In May, it published a study criticizing the drug hydroxychloroquine as a treatment. This report directly led to the World Health Organization (WHO) halting further studies into the drug.
But it transpired the data used for this study was severely lacking and after 180 researchers and doctors published an open letter condemning it and three of the four authors agreed with them, The Lancet was forced to retract it.
Then, in June, The Lancet published a WHO-funded study that claimed reducing social distancing from 2 meters to 1 meter would increase the risk of infection from Wuhan coronavirus from 1.3 percent to 2.6 percent.
This time the methodology of the study was found to be deeply flawed since it only considered distance and overlooked factors such as how long a person was exposed for. This report was once again widely criticized by researchers and scientists, although to date The Lancet has not retracted it.
Loss of credibility
A quick look at The Lancet’s Wikipedia page will reveal a long list of other controversies, all of which have occurred on Horton’s watch.
For example, he published the now discredited study that linked the MMR vaccine to autism and resulting in hundreds of thousands of kids not receiving a potentially life-saving jab.
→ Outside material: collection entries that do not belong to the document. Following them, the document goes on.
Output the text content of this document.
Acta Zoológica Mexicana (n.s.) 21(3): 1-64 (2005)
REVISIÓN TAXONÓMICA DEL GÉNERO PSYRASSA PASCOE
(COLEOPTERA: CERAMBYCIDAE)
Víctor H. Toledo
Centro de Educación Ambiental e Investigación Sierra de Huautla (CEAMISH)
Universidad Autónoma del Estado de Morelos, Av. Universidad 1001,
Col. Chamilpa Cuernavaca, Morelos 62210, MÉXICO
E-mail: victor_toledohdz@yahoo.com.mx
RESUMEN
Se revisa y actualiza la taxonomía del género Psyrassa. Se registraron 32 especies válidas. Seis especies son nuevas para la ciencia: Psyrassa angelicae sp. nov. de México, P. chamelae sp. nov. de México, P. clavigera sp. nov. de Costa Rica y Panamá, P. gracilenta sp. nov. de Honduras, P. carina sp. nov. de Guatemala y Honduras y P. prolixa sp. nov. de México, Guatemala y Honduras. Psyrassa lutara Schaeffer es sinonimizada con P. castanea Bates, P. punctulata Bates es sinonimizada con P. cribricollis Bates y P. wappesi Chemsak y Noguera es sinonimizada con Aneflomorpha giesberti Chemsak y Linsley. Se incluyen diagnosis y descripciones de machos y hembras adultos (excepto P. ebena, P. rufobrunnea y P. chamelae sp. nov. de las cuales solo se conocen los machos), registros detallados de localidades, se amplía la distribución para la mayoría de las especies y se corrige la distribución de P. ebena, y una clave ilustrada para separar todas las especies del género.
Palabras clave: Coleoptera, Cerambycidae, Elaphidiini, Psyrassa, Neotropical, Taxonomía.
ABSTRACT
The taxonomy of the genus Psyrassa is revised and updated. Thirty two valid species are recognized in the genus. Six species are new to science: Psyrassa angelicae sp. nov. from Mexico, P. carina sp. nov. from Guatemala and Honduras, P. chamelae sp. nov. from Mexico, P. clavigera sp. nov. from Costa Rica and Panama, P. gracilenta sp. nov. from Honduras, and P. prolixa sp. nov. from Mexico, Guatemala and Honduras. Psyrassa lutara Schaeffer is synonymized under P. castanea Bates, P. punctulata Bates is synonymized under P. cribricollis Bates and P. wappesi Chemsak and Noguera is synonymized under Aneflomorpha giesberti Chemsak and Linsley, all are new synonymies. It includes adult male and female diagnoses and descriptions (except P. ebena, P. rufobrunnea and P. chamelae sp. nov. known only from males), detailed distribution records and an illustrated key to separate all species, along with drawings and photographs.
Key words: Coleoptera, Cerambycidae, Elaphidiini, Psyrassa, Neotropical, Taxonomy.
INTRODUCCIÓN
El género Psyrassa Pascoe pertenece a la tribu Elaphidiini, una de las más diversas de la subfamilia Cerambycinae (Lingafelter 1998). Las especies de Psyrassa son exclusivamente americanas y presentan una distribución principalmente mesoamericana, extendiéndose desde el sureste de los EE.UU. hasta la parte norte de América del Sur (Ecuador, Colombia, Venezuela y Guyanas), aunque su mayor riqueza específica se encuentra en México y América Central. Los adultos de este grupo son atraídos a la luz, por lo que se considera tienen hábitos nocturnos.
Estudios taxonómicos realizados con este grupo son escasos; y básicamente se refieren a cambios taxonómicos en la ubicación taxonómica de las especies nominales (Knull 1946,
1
It took The Lancet 12 years to retract the study.
Horton has a long history of politicizing his role, something that is deeply inappropriate for the editor of a major scientific publication. He has described the U.K. government’s response to Wuhan coronavirus as “the greatest scientific policy failure for a generation” and openly urged U.S. voters to elect someone other than Donald Trump to lead them through the crisis.
Regardless of whether you agree with these statements or not, they are simply not fitting for a person in Horton’s position to make. He is supposed to be representing the scientific community and should only be commenting on scientific facts, not making subjective political assessments like this.
He has also published opinion pieces on issues such as Kashmiri sovereignty, the Arab-Israeli crisis, and in support of the extremist environmental group Extinction Rebellion. Why any of these pieces have a place in a peer-reviewed medical journal is something only Horton can answer.
All of these issues and the decisions made by Horton have caused The Lancet to look disreputable. But in siding with the CCP, a totalitarian dictatorship that brought the world to its knees because of the Wuhan coronavirus and then moved heaven and earth to shift the blame, surely he has crossed the line.
Like the WHO, it is The Lancet and in particular its editor Richard Horton’s closeness to Beijing throughout the pandemic that has cost it all credibility.